Bridge collapses in Atlanta

Rebuilding bridges often goes pretty quick. Most of the time and effort in building new bridges is figuring out the underlying geology, coming up with a plan for the foundations then building said foundations. When a bridge is already there all that is taken cared of.
 
Rebuilding bridges often goes pretty quick. Most of the time and effort in building new bridges is figuring out the underlying geology, coming up with a plan for the foundations then building said foundations. When a bridge is already there all that is taken cared of.


This is true, but it isn't quite that simple.

The kind of bridge makes a difference, as does its location.
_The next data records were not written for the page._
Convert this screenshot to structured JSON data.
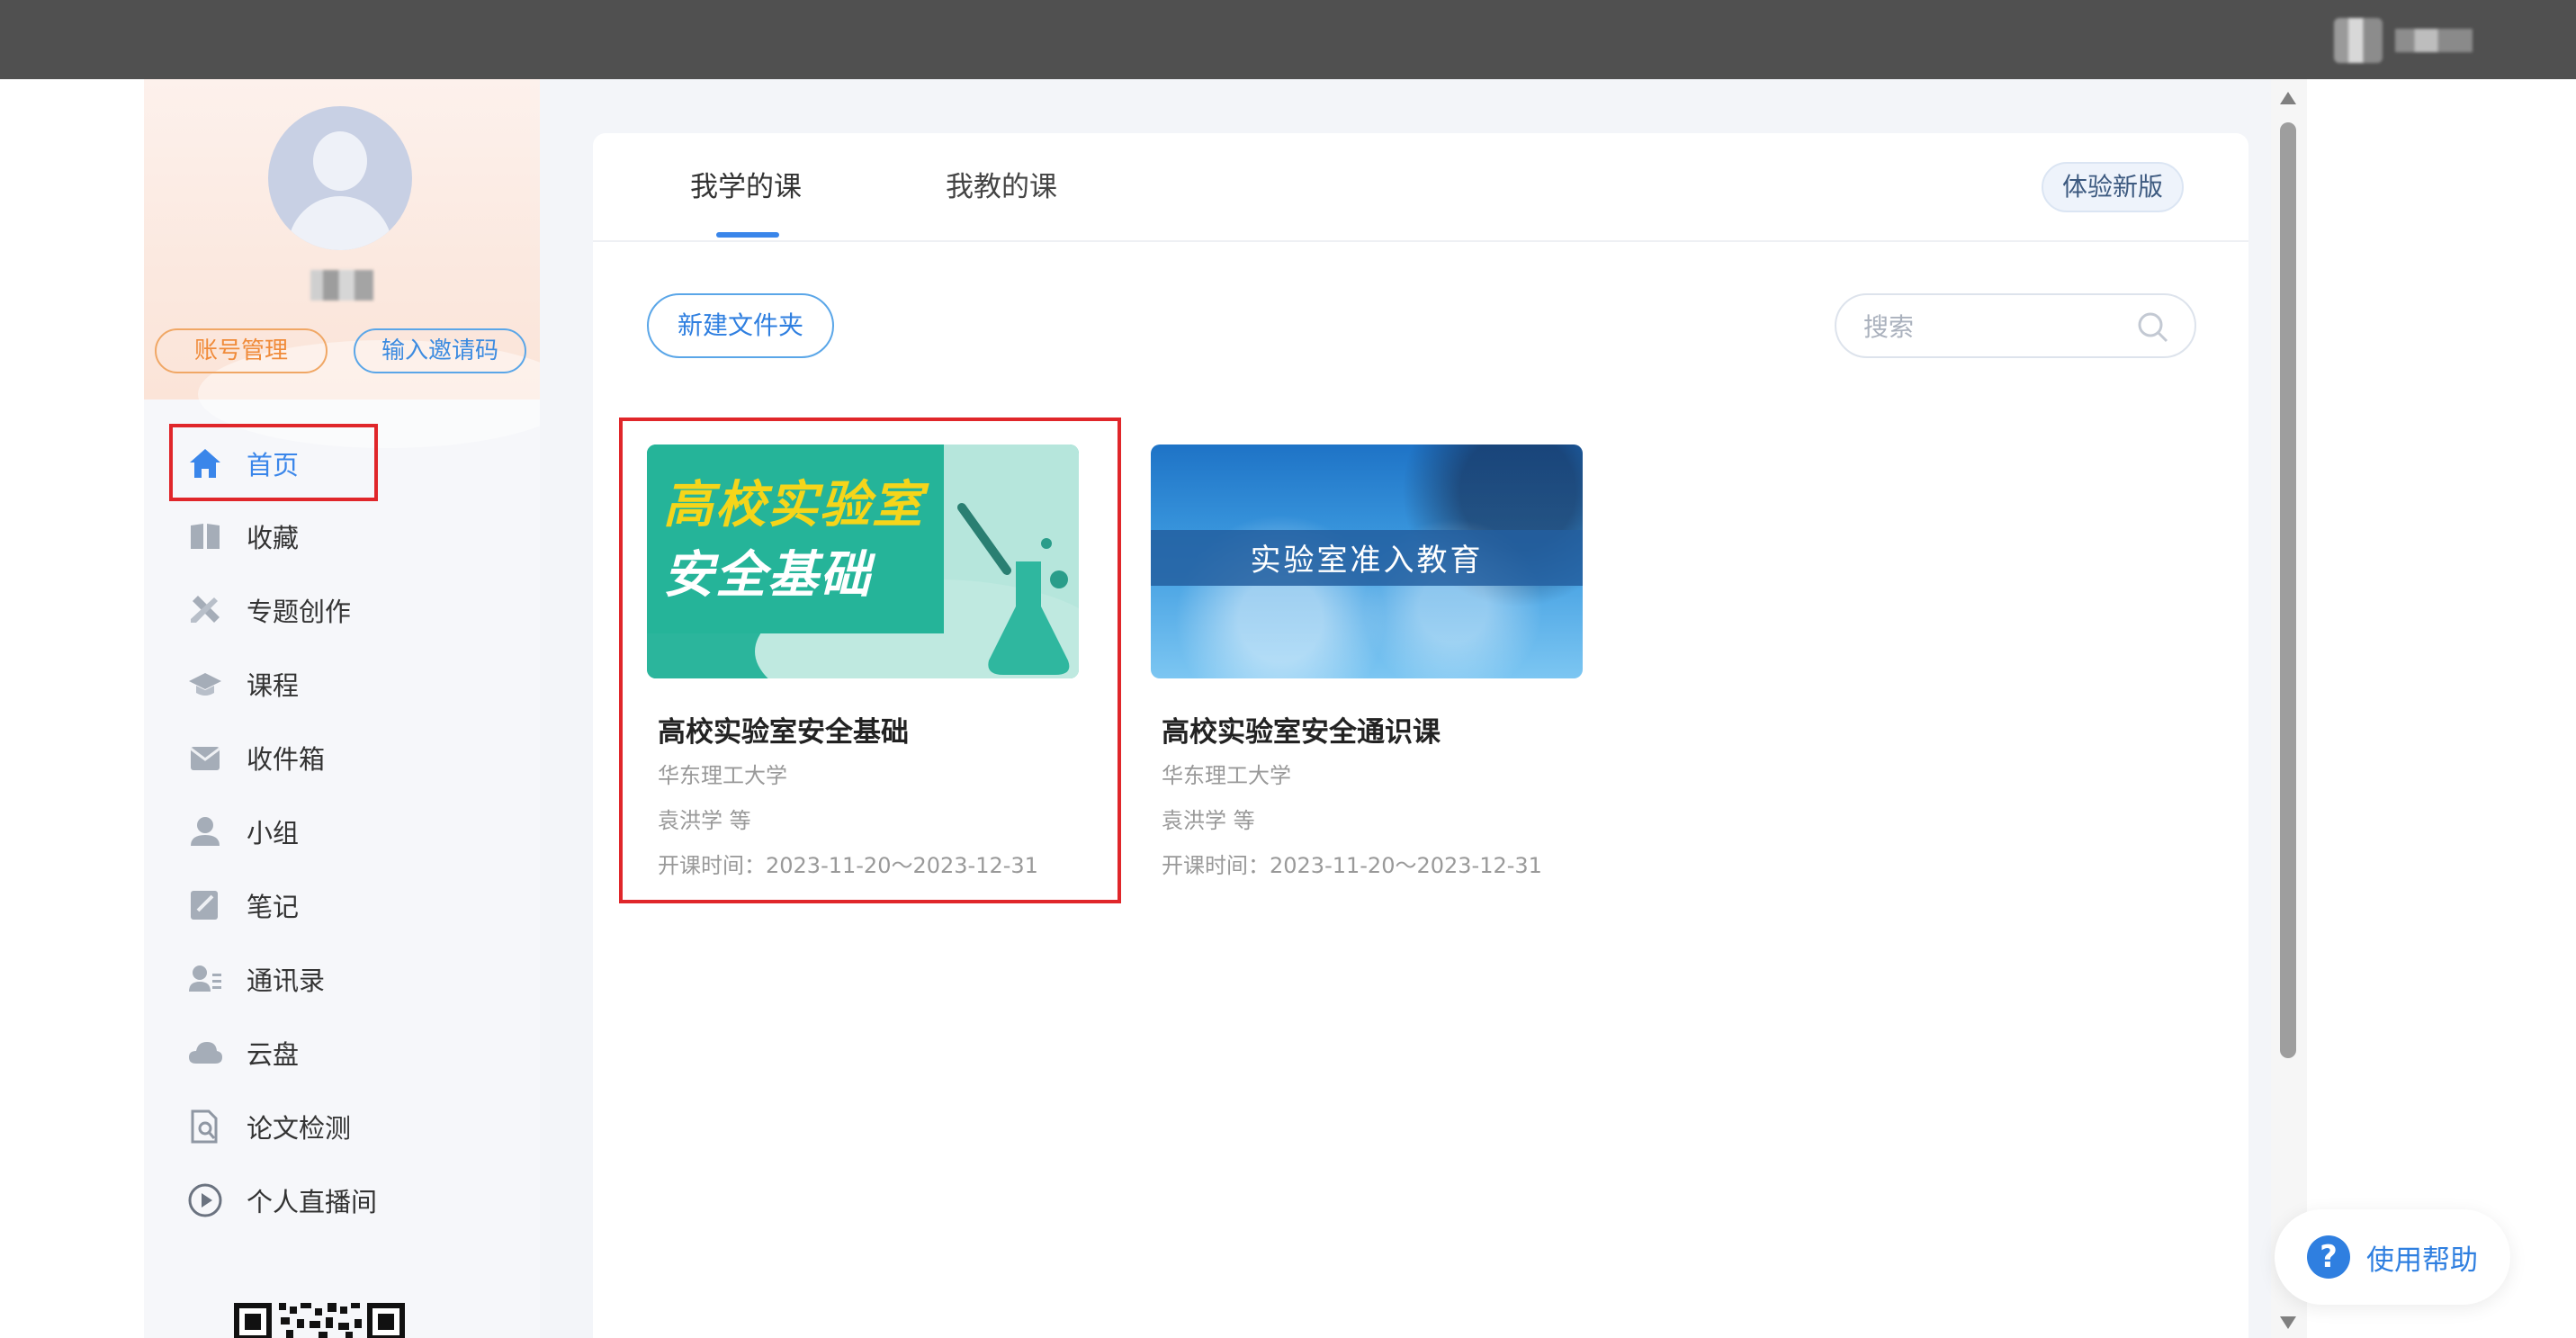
{
  "sidebar": {
    "account_btn": "账号管理",
    "invite_btn": "输入邀请码",
    "items": [
      {
        "label": "首页",
        "icon": "home-icon",
        "active": true
      },
      {
        "label": "收藏",
        "icon": "book-icon"
      },
      {
        "label": "专题创作",
        "icon": "tools-icon"
      },
      {
        "label": "课程",
        "icon": "graduation-cap-icon"
      },
      {
        "label": "收件箱",
        "icon": "inbox-icon"
      },
      {
        "label": "小组",
        "icon": "person-icon"
      },
      {
        "label": "笔记",
        "icon": "note-icon"
      },
      {
        "label": "通讯录",
        "icon": "contacts-icon"
      },
      {
        "label": "云盘",
        "icon": "cloud-icon"
      },
      {
        "label": "论文检测",
        "icon": "document-search-icon"
      },
      {
        "label": "个人直播间",
        "icon": "play-circle-icon"
      }
    ]
  },
  "main": {
    "tabs": [
      {
        "label": "我学的课",
        "active": true
      },
      {
        "label": "我教的课",
        "active": false
      }
    ],
    "new_version_btn": "体验新版",
    "new_folder_btn": "新建文件夹",
    "search_placeholder": "搜索",
    "courses": [
      {
        "thumb_text_1": "高校实验室",
        "thumb_text_2": "安全基础",
        "title": "高校实验室安全基础",
        "school": "华东理工大学",
        "teacher": "袁洪学 等",
        "period": "开课时间：2023-11-20～2023-12-31"
      },
      {
        "thumb_text_1": "实验室准入教育",
        "title": "高校实验室安全通识课",
        "school": "华东理工大学",
        "teacher": "袁洪学 等",
        "period": "开课时间：2023-11-20～2023-12-31"
      }
    ]
  },
  "help": {
    "label": "使用帮助"
  },
  "colors": {
    "accent": "#3a86ea",
    "highlight": "#e0262a",
    "orange": "#f08b3a"
  }
}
This situation was helped by the fact that the bridge design was (I believe, from my recollection of the photos of the scene.) primarily precast members and slabs which could be re-fabricated from the drawings and possibly even the molds from the original build, and that it wasn't over water or extreme terrain.

Determining the full extent of the damage probably took up a fair amount of the rebuild time. Pre-stressed precast can be produced fairly quickly with high-early concrete. By the time they had done a full site survey and clean-up they probably had most of the replacement sections well into production.
 
Side note, the one of the main area of research at the University of Washington's structural engineering department is speeding up construction and repair of bridges. It largely involves using pre-cast concrete as much as possible. The hard part is making the connections ductile*. For what its worth, quad is right, pre-cast makes repair and replacement a lot easier. State DOTs have also pretty much standardized their overpasses to more or less be interchangeable. That helps, as quad notes, it means any precasters in the state will likely have the molds sitting around.

*Ductile means able to absorb a lot of energy prior to total failure so it fails slowly and folks have enough time to get way from the thing before it collapses.